A Preconceived Notion of Time

When I landed in San Pedro Sula, Honduras I was under the impression that I was prepared. I had been coached by my family on what the living conditions would be like, the safety of the town we would be staying in, how the food would differ; I was young and naïve enough to think that I would handle the transition to living in a third world country for two weeks well. The culture shock that ended up jarring me was the Hondurans’ treatment of time. Time for me has always been a limited measurement. I create my day based on hours and minutes; twenty-four hours in a day, eight spent sleeping, two spent studying, I should do well on the hour long test, and so it goes until all my time is used up. Time is a system of numbers to live by and often times something to compete against. This idea of time simply does not exist in rural Honduras and I was forced to abandon it nearly as soon as I stepped off of the plane.
The passage of time in Honduras is not measured by hours or minutes, but rather progress. “How long” it takes to do something in the American sense of the word is unimportant. There isn’t a rush to accomplish things more quickly for the sake of saving time. Nor is there a scale of quality and time that means the Hondurans accomplish something of higher quality in ten hours than they would have in five. The pressure of breaking the day into neat boxes of time where certain things MUST be accomplished in/by/on is one that I was absolutely and forcibly liberated of when in Honduras and it drastically altered my experience there. I was rarely aware of what time of day it was exactly; I did not know what time I ate, how long we worked for, how long I slept, etc. It was painful for the first few days I was there, but after I embraced the new lens of time thrust upon me, I was able to view all of the Honduran culture in a new way.
The characters in Tales of the Tikongs that do not abandon their preconceptions of time before they land on the island of Tiko suffer as much as I did at first when I landed in San Pedro Sula. A system of one day working and six days resting is almost certainly going to differ from one’s own experience of time and attempting to view this system through one’s own experience is actually limiting in this instance. In Tales of the Tikongs, Mr. Dolittle turned an entire population deaf with his attempts to force the Protestant work ethic upon it. In his time on Tiko he never allowed himself to view time as anything other than what he had already preconceived and therefore was unable to impact the society in a meaningful way. In much the same way, had I attempted to force my views of time upon the construction crew of Honduran natives instead of embracing the culture, I would have failed just as miserably and missed out on widening my understanding of an entire culture and of myself.
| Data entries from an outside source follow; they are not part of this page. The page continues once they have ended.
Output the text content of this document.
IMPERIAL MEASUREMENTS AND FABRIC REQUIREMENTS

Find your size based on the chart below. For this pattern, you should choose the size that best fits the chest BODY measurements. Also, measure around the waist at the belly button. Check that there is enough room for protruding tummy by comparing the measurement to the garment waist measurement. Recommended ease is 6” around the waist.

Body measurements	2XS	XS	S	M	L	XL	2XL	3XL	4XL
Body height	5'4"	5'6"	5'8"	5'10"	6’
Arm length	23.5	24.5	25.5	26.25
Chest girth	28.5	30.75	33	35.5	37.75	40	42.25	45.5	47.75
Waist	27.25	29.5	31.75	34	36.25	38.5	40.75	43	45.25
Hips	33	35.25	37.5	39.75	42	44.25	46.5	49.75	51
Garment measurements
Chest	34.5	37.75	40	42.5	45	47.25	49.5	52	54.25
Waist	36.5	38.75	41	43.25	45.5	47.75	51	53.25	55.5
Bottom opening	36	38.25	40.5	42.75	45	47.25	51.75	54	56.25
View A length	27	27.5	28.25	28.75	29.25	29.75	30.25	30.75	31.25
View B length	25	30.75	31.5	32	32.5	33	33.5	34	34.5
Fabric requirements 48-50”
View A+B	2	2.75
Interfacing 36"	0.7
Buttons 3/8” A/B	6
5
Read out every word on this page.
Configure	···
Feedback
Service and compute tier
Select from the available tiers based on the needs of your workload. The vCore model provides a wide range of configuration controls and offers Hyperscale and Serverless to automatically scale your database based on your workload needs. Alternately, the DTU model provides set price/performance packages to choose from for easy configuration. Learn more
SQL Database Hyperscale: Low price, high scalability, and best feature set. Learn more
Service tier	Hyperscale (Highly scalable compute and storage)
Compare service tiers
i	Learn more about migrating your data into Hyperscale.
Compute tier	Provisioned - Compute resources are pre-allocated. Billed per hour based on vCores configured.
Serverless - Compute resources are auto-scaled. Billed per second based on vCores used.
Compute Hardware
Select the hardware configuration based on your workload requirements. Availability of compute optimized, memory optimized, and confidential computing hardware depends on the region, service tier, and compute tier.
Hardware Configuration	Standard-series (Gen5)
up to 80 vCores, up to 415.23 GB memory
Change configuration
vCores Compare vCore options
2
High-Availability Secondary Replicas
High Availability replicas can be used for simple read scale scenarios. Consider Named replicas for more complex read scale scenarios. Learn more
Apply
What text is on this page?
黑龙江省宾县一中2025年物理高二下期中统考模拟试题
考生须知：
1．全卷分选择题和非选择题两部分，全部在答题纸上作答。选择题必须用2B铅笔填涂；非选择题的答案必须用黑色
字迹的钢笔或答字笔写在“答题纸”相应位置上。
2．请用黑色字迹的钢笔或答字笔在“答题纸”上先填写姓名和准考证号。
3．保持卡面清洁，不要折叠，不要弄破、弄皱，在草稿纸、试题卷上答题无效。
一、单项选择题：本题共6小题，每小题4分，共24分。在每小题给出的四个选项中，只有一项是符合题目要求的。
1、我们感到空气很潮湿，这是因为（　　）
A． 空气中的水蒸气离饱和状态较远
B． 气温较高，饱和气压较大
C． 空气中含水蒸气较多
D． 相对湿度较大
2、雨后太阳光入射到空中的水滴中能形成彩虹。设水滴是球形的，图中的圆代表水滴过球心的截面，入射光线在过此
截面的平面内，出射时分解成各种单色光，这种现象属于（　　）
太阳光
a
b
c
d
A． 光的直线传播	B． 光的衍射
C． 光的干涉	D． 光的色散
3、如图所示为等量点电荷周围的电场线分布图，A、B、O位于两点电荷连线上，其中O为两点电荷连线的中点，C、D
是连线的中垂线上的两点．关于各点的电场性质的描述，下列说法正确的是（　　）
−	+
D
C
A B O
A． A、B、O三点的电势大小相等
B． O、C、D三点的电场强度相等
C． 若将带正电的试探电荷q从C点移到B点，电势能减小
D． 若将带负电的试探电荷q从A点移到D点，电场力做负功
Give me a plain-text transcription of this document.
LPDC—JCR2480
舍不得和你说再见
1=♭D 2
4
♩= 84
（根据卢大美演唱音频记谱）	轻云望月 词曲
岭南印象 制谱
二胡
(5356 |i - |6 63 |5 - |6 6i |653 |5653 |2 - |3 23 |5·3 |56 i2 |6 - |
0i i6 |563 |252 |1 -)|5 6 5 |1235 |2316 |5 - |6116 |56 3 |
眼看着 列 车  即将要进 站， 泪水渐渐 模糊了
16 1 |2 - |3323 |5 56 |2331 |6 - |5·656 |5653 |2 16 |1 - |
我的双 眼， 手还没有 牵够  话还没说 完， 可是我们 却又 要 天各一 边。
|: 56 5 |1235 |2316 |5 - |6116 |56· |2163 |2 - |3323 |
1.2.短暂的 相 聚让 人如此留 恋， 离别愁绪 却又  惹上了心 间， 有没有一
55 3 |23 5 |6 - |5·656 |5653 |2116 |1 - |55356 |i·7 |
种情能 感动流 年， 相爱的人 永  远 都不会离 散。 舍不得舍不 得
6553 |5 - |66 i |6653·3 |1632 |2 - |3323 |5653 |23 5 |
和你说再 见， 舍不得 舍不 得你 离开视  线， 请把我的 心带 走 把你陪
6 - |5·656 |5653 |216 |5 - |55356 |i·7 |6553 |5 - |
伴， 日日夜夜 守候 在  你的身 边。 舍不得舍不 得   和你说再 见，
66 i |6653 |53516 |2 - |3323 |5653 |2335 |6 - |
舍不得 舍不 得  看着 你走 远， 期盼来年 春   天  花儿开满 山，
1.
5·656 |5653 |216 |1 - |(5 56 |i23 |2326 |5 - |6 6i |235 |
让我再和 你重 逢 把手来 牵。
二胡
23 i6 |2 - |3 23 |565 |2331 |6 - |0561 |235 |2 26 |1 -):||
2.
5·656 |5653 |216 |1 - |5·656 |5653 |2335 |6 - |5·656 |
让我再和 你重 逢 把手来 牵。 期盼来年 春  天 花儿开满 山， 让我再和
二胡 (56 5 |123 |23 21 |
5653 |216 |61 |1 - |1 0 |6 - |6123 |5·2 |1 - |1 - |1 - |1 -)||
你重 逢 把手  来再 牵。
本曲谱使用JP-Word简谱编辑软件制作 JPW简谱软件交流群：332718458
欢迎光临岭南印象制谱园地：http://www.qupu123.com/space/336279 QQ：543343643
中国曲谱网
That being said, the new lens that I ended up viewing Honduras through was not one I put upon myself. It was a lens that I was essentially forced to look through as I could not maintain my previous conception of time. While it was not a situation that I would have chosen for myself had I been offered the choice, I cannot say that seeing time through the eyes of the natives of Honduras was detrimental to my experience. The bounds of forced liberation can only be pressed so far though, as seen through the interaction of Mr. Lowe and Ika Levu in Tales of the Tikongs. Mr. Lowe forces Ika into taking out a loan to buy top-of-the-line fishing equipment and Ika ends up happy only after his new boat is deliberately sunk to the bottom of the ocean. Their interactions point out again the misunderstanding that occurs when a person neglects to view the culture they are entrenched in through that cultures’ lens.